しかもガソリン車に対して、ラゲッジルーム床下に重量物のリチウムイオンバッテリーを積むため、前後重量配分が後寄りになり、それに合わせた専用サスペンションの相乗効果もあって、前後バランス、リヤタイヤの踏ん張りは一枚上手。フォレスターのe-BOXERを搭載するAdvanceグレードに対して車重が軽く、バッテリーが十分に貯まっていれば、出足から30〜40km/hまでのEV走行の領域、頻度が高まっているのも見逃せないポイントだろう。こう言ってはなんだが、これまでスバルのマイルドHVはHV感が極めて薄かった(!?)が、やっと“感覚的に”HVっぽく走ってくれるようになったのが、このXVのAdvanceグレードと言えるかもしれない。

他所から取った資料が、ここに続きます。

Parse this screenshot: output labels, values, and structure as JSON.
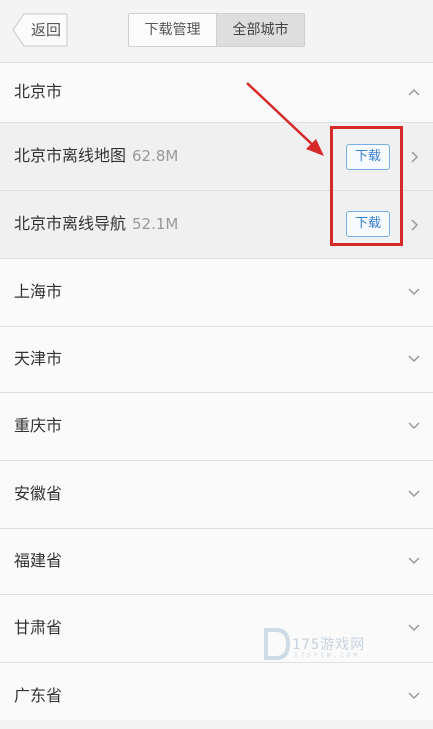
{
  "header": {
    "back_label": "返回",
    "tabs": [
      {
        "label": "下载管理",
        "active": false
      },
      {
        "label": "全部城市",
        "active": true
      }
    ]
  },
  "expanded_city": {
    "name": "北京市",
    "state": "expanded",
    "items": [
      {
        "name": "北京市离线地图",
        "size": "62.8M",
        "button": "下载"
      },
      {
        "name": "北京市离线导航",
        "size": "52.1M",
        "button": "下载"
      }
    ]
  },
  "cities": [
    {
      "name": "上海市"
    },
    {
      "name": "天津市"
    },
    {
      "name": "重庆市"
    },
    {
      "name": "安徽省"
    },
    {
      "name": "福建省"
    },
    {
      "name": "甘肃省"
    },
    {
      "name": "广东省"
    }
  ],
  "annotation": {
    "color": "#d62a2a"
  },
  "watermark": {
    "text": "175游戏网",
    "subtext": "17SYSW.COM"
  }
}
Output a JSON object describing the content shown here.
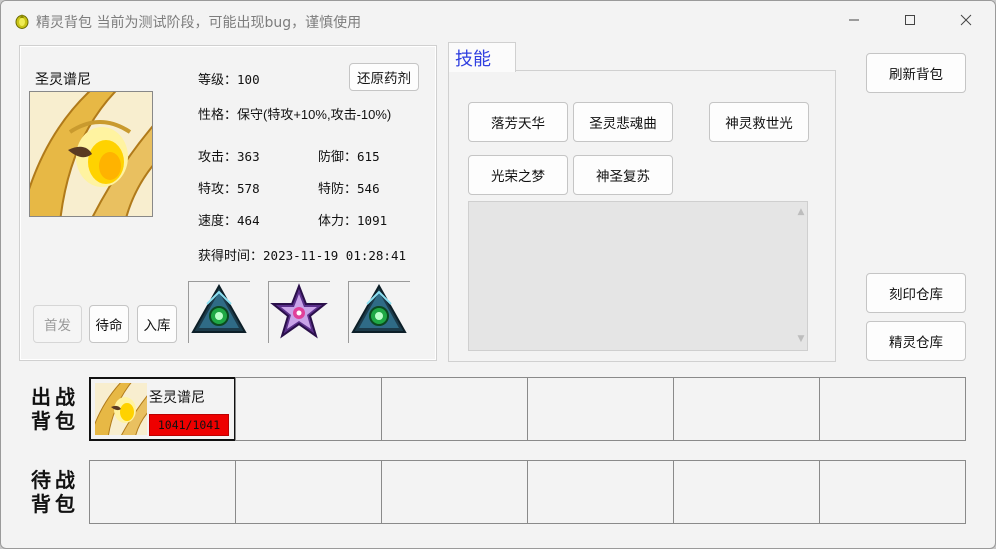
{
  "window": {
    "title": "精灵背包 当前为测试阶段，可能出现bug，谨慎使用"
  },
  "pet": {
    "name": "圣灵谱尼",
    "level_label": "等级：",
    "level": "100",
    "nature_label": "性格：",
    "nature": "保守(特攻+10%,攻击-10%)",
    "attack_label": "攻击：",
    "attack": "363",
    "defense_label": "防御：",
    "defense": "615",
    "sp_attack_label": "特攻：",
    "sp_attack": "578",
    "sp_defense_label": "特防：",
    "sp_defense": "546",
    "speed_label": "速度：",
    "speed": "464",
    "hp_label": "体力：",
    "hp": "1091",
    "obtained_label": "获得时间：",
    "obtained": "2023-11-19 01:28:41"
  },
  "buttons": {
    "restore_potion": "还原药剂",
    "first": "首发",
    "standby": "待命",
    "store": "入库",
    "refresh_bag": "刷新背包",
    "imprint_storage": "刻印仓库",
    "pet_storage": "精灵仓库"
  },
  "skills": {
    "tab_label": "技能",
    "items": [
      "落芳天华",
      "圣灵悲魂曲",
      "神灵救世光",
      "光荣之梦",
      "神圣复苏"
    ]
  },
  "battle_bag": {
    "label_line1": "出战",
    "label_line2": "背包",
    "slots": [
      {
        "name": "圣灵谱尼",
        "hp": "1041/1041"
      }
    ]
  },
  "standby_bag": {
    "label_line1": "待战",
    "label_line2": "背包"
  },
  "colors": {
    "accent_tab": "#2f3fe0",
    "hp_bar": "#ee0000",
    "window_bg": "#f3f3f3"
  }
}
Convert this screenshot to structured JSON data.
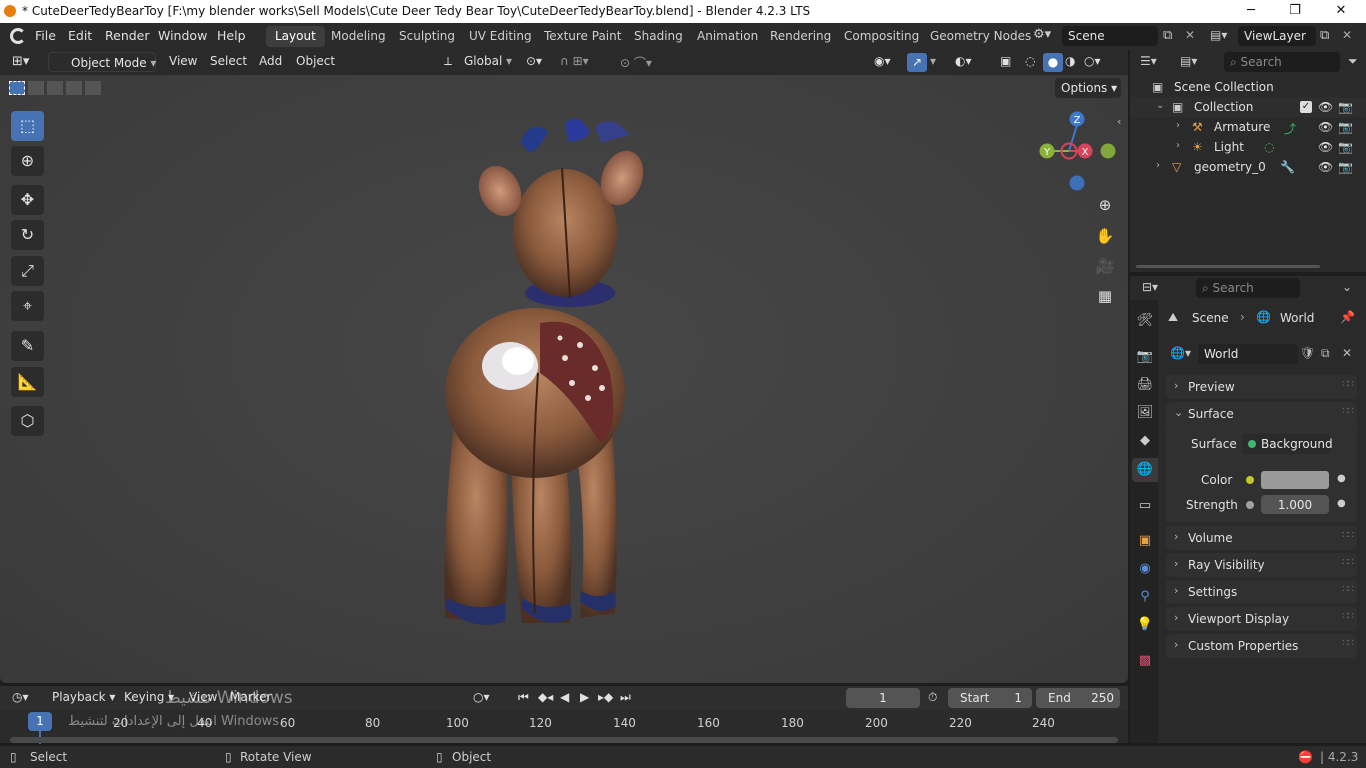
{
  "titlebar": {
    "title": "* CuteDeerTedyBearToy [F:\\my blender works\\Sell Models\\Cute Deer Tedy Bear Toy\\CuteDeerTedyBearToy.blend] - Blender 4.2.3 LTS",
    "minimize": "─",
    "maximize": "❐",
    "close": "✕"
  },
  "menu": {
    "file": "File",
    "edit": "Edit",
    "render": "Render",
    "window": "Window",
    "help": "Help"
  },
  "workspaces": [
    "Layout",
    "Modeling",
    "Sculpting",
    "UV Editing",
    "Texture Paint",
    "Shading",
    "Animation",
    "Rendering",
    "Compositing",
    "Geometry Nodes"
  ],
  "scene": {
    "scene_name": "Scene",
    "view_layer": "ViewLayer"
  },
  "viewport_header": {
    "mode": "Object Mode",
    "view": "View",
    "select": "Select",
    "add": "Add",
    "object": "Object",
    "orientation": "Global",
    "options": "Options"
  },
  "gizmo": {
    "z": "Z",
    "y": "Y",
    "x": "X"
  },
  "outliner": {
    "search_placeholder": "Search",
    "scene_collection": "Scene Collection",
    "collection": "Collection",
    "armature": "Armature",
    "light": "Light",
    "geometry": "geometry_0"
  },
  "properties": {
    "search_placeholder": "Search",
    "breadcrumb_scene": "Scene",
    "breadcrumb_world": "World",
    "world_name": "World",
    "panels": {
      "preview": "Preview",
      "surface": "Surface",
      "volume": "Volume",
      "ray_visibility": "Ray Visibility",
      "settings": "Settings",
      "viewport_display": "Viewport Display",
      "custom_properties": "Custom Properties"
    },
    "surface_label": "Surface",
    "surface_value": "Background",
    "color_label": "Color",
    "strength_label": "Strength",
    "strength_value": "1.000"
  },
  "timeline": {
    "playback": "Playback",
    "keying": "Keying",
    "view": "View",
    "marker": "Marker",
    "current_frame": "1",
    "start_label": "Start",
    "start_value": "1",
    "end_label": "End",
    "end_value": "250",
    "playhead": "1",
    "ticks": [
      "20",
      "40",
      "60",
      "80",
      "100",
      "120",
      "140",
      "160",
      "180",
      "200",
      "220",
      "240"
    ]
  },
  "watermark": {
    "line1": "تنشيط Windows",
    "line2": "انتقل إلى الإعدادات لتنشيط Windows."
  },
  "statusbar": {
    "select": "Select",
    "rotate": "Rotate View",
    "object": "Object",
    "version": "4.2.3"
  },
  "colors": {
    "accent": "#4772b3",
    "panel_bg": "#2a2a2a",
    "viewport_bg": "#404040",
    "gizmo_x": "#d9435a",
    "gizmo_y": "#8bb33a",
    "gizmo_z": "#3c79cf",
    "orange": "#e87d0d"
  }
}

また、Advanceグレードには例によって、ECOクルーズという、通常のACCとは別の全車速追従型クルーズコントロールを備えているのも特徴だ。これはアイサイトのACCがONの走行状態でセットすると、エコ運転効果の高いモーターのアシストと回生ブレーキを最大限に活用する制御モードに入り、加減速時や一定速走行時に積極的にEV走行をするように制御。当然、追従性能は穏やかになり、エアコンもエコ制御されるものの、燃費性能をグーンと高めてくれる機能である。
この季節なので、ECOクルーズによるエアコンのエコ制御についてはあまり実感できなかったが、ACCの追従性能低下もまた、それほど気にならなかった。微力ながらも、モーターアシストが追従時の立ち上がり加速をフォローしてくれていると想像できる。ちなみに、XV Advanceのエコクルーズと変わらない穏やかな追従性能を持つ国産車のACCはいくらでもあるのだ。
加えてXモードの走破性は、サマータイヤでもハイレベル。以前、冬の軽井沢で雪と泥にまみれた極悪路を走行した経験があるが、基本的なAWD性能にも驚かされたものだ。というのは、XモードをONにすべき、右片輪雪、左片輪泥の極悪路で、うっかりXモードをONにせず走行してしまったのだが、それでもグイグイ前に進めたのだからびっくりだった。
これからの季節、雪道の走行も安心・安全なのが、スバルのアイサイト&AWD+Xモードの組み合わせ。上質極まる乗り味、シートの掛け心地の良さから、そのシチュエーションがたとえ遠路でも、肉体的、精神的ストレス最小限でたどり着けるはずである。同乗者も、6.3インチのマルチファンクションディスプレーでさまざまなシステム制御画面を見られるから、ドライブに飽きることがないだろう。
最後に実燃費性能。JC08モード19.2km/Lに対して、季節柄エアコンOFF、首都高中心のECOクルーズONの走行で15.7km/L。都内の渋滞する一般道のみの走行で13.5km/Lだった。スバルのクルマ(エンジニア)は「走りを犠牲にしてまで燃費を追求することは決してしない」と公言しているが、2LのAWD車としては悪くないと思える。もしその数値に少々不満があったとしても(!?)、XV Advanceの日本車離れした上質で低重心感覚極まる走り、濃厚・豊潤な高級感溢れる乗り味を知れば、間違いなく許せるはずである。
ちなみに、個人的にはこのスバルXV Advanceが、現時点でのベスト・オブ・スバルである。